Techpresident published an article reporting the publication of a new report on digital political engagement by Members of Parliament in the UK.
Entitled “MPs ONLINE, CONNECTING WITH CONSTITUENTS“, the key findings from this research sponsored by Microsoft are:
- 92% of MPs use email
- 83% of MPs have a personal website
- 23% of MPs use social networking
- 11% of MPs blog
However, the minority of MP’s using social networking do not usually involve intercommunication. Notice final recommendation:
MPs see the internet as primarily a tool to communicate and campaign, however,individual citizens and civil society groups can take the lead, creating engagement tools online and encouraging Mps to then take part.
In the Guardian article “The internet and politics: Revolution.com“, the edito states:
“Following Barack Obama’s successful use of social networking, British parties have redoubled their rush on to YouTube, Facebook and Twitter. A few engaged MPs use such sites not only to broadcast their views but also to listen to their constituents. However, too much political effort online simply mimics traditional marketing-driven campaigning – treating voters as little more than shoppers, and policies as slickly packaged products.”
Back to the basics: defining social media.
Social media is media designed to be disseminated through social interaction, a two way effect.
The bad point about using limited version of social media (sic) is the lack of empowerment left to the citizens. Hard to imagine indeed, a collective campaign such as the one launched by the Sunlight Foundation to help lobby Congress vote on S. 482 and pressuring senators by tweeting them, if politicians are not techavailables.

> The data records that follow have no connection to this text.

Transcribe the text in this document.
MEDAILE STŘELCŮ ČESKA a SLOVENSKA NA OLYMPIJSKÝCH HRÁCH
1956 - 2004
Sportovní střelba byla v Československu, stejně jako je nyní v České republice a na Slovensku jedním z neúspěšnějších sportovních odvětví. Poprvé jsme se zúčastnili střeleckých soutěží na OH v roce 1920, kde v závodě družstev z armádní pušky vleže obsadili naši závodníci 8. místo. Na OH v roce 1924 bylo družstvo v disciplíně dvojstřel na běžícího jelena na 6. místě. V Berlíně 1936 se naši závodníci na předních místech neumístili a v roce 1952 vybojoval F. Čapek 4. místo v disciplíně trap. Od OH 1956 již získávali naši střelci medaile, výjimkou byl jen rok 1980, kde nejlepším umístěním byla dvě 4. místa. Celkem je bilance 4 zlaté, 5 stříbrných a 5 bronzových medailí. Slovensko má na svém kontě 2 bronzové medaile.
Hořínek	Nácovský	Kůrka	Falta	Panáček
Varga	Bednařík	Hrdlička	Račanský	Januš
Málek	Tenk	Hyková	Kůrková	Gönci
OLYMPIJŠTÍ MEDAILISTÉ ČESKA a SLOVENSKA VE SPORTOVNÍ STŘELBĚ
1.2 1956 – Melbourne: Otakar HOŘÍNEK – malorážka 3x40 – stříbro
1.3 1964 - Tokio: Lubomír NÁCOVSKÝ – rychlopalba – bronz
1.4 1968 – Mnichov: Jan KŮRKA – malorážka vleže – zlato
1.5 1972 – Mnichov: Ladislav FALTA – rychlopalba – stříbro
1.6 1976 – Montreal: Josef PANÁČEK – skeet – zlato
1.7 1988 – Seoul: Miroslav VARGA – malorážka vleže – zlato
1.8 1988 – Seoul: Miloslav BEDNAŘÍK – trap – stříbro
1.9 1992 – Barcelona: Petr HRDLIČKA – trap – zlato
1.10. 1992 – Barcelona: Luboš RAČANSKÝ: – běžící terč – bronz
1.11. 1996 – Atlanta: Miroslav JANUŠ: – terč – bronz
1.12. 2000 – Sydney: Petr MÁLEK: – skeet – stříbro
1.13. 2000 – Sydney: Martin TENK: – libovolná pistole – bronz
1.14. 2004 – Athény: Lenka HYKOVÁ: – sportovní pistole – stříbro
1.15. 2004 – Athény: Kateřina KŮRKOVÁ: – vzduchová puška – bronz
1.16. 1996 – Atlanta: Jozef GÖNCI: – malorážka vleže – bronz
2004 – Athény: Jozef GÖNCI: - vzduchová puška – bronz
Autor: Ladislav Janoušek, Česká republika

This action seemed efficient as some senators ended up supporting the action but of course in order to launch such civic applications out ouf social media – Hadopi law may be a good test in France- politicians still need to be registered.
Here is “Human to Human” research on french politicians and social networks (in french only) where you learn that ministers may be present on social networks but not all are using the full potential neither. By recently checking out Jean-Pierre Chevenement and his blog with impressive feeds on the right side. -notice the iphone app- I notice that the communication team has corrected the “non-interactivity” issue.
So we are on the way, but it’s a long road.